Seniors often have problems with balance, putting them at risk of experiencing a dangerous – or even deadly – fall. If you are one of the many, many people who struggle with balance, we have some tips to help you stay safe.

Keep your home free from clutter.

If you have clutter around the home, such as boxes, various small items, or tend to stack magazines, books, or other items on the floor, your home can be safer by removing these items from all walking surfaces. An unexpected item on the floor, hallway, or stairs is a tripping hazard.

Review your medications with your doctors.

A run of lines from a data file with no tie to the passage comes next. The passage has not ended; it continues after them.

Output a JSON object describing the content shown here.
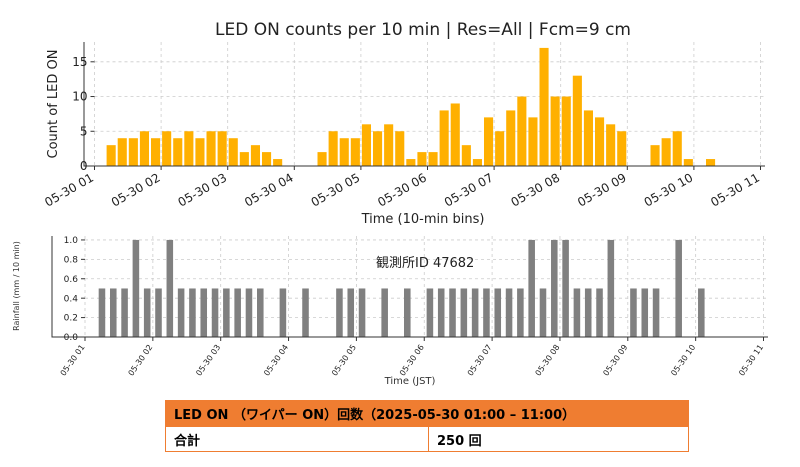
{
  "chart_data": [
    {
      "type": "bar",
      "title": "LED ON counts per 10 min | Res=All | Fcm=9 cm",
      "xlabel": "Time (10-min bins)",
      "ylabel": "Count of LED ON",
      "ylim": [
        0,
        17.85
      ],
      "yticks": [
        0,
        5,
        10,
        15
      ],
      "xticks": [
        "05-30 01",
        "05-30 02",
        "05-30 03",
        "05-30 04",
        "05-30 05",
        "05-30 06",
        "05-30 07",
        "05-30 08",
        "05-30 09",
        "05-30 10",
        "05-30 11"
      ],
      "x_start": "05-30 01:00",
      "bin_minutes": 10,
      "values": [
        0,
        3,
        4,
        4,
        5,
        4,
        5,
        4,
        5,
        4,
        5,
        5,
        4,
        2,
        3,
        2,
        1,
        0,
        0,
        0,
        2,
        5,
        4,
        4,
        6,
        5,
        6,
        5,
        1,
        2,
        2,
        8,
        9,
        3,
        1,
        7,
        5,
        8,
        10,
        7,
        17,
        10,
        10,
        13,
        8,
        7,
        6,
        5,
        0,
        0,
        3,
        4,
        5,
        1,
        0,
        1,
        0,
        0,
        0,
        0
      ],
      "color": "#ffb000",
      "grid": true
    },
    {
      "type": "bar",
      "title": "",
      "xlabel": "Time (JST)",
      "ylabel": "Rainfall (mm / 10 min)",
      "ylim": [
        0,
        1.02
      ],
      "yticks": [
        "0.0",
        "0.2",
        "0.4",
        "0.6",
        "0.8",
        "1.0"
      ],
      "xticks": [
        "05-30 01",
        "05-30 02",
        "05-30 03",
        "05-30 04",
        "05-30 05",
        "05-30 06",
        "05-30 07",
        "05-30 08",
        "05-30 09",
        "05-30 10",
        "05-30 11"
      ],
      "x_start": "05-30 01:00",
      "bin_minutes": 10,
      "values": [
        0,
        0.5,
        0.5,
        0.5,
        1.0,
        0.5,
        0.5,
        1.0,
        0.5,
        0.5,
        0.5,
        0.5,
        0.5,
        0.5,
        0.5,
        0.5,
        0,
        0.5,
        0,
        0.5,
        0,
        0,
        0.5,
        0.5,
        0.5,
        0,
        0.5,
        0,
        0.5,
        0,
        0.5,
        0.5,
        0.5,
        0.5,
        0.5,
        0.5,
        0.5,
        0.5,
        0.5,
        1.0,
        0.5,
        1.0,
        1.0,
        0.5,
        0.5,
        0.5,
        1.0,
        0,
        0.5,
        0.5,
        0.5,
        0,
        1.0,
        0,
        0.5,
        0,
        0,
        0,
        0,
        0
      ],
      "color": "#808080",
      "grid": true,
      "annotation": "観測所ID  47682"
    }
  ],
  "summary_table": {
    "header": "LED ON （ワイパー ON）回数（2025-05-30 01:00 – 11:00）",
    "label": "合計",
    "value": "250 回"
  }
}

Some medications affect balance. If you take several different types of medications and supplements, it is important that a full evaluation is performed by your doctor to identify potential interactions, or potentially reduce the number of medications you take. Some of the most common medications that can lead to dizziness include antidepressants, muscle relaxants, blood pressure medicines, pain relievers, and sleep medications. If you can reduce your intake of these through natural means, such as diet changes and exercise, it is worth the effort.

Stay strong.

Rather than adopting a sedentary lifestyle, stay active. Take long walks or join an exercise group. Keeping your muscles moving and strong can help you avoid a fall and has the added benefit of the chance to make new friends and enjoy social interactions that can increase your overall quality of life.

Your footwear matters.

While it might feel cozy to walk around in your slippers or stocking feet, this will increase the danger of a fall. Ensure you have flat shoes with a good gripping surface to wear within and outside the home to avoid a slip and fall with dangerous consequences. When walking out-of-doors during rainy weather, ensure you have comfortable, well-fitting footwear with a good tread to help avoid the risk of a fall.

Walking assistance – when its time, its time.

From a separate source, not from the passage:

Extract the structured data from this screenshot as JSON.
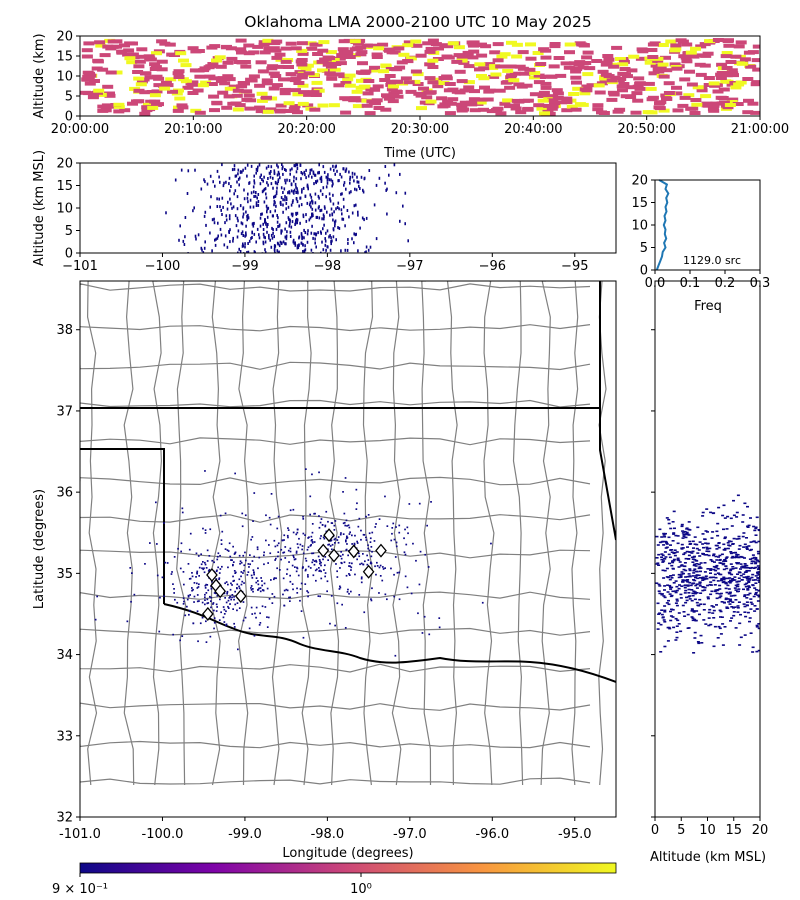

You can be far safer if you have serious balance problems by using an assistive device, particularly during the winter months when rain, ice, or snow can make any walking dangerous. Within the home, add handrails to your stairs, shower, and bathtub, and non-slip treads to your stairways.

If you are at high risk of a fall (as are many seniors) you want to ensure you have a medical alert device. Various types are available, including those with medical alert buttons on pendants or bracelets, as well as mobile versions that will travel with you – review the options before you commit. After a fall, getting immediate medical attention could save your life, so these devices are well worth the investment.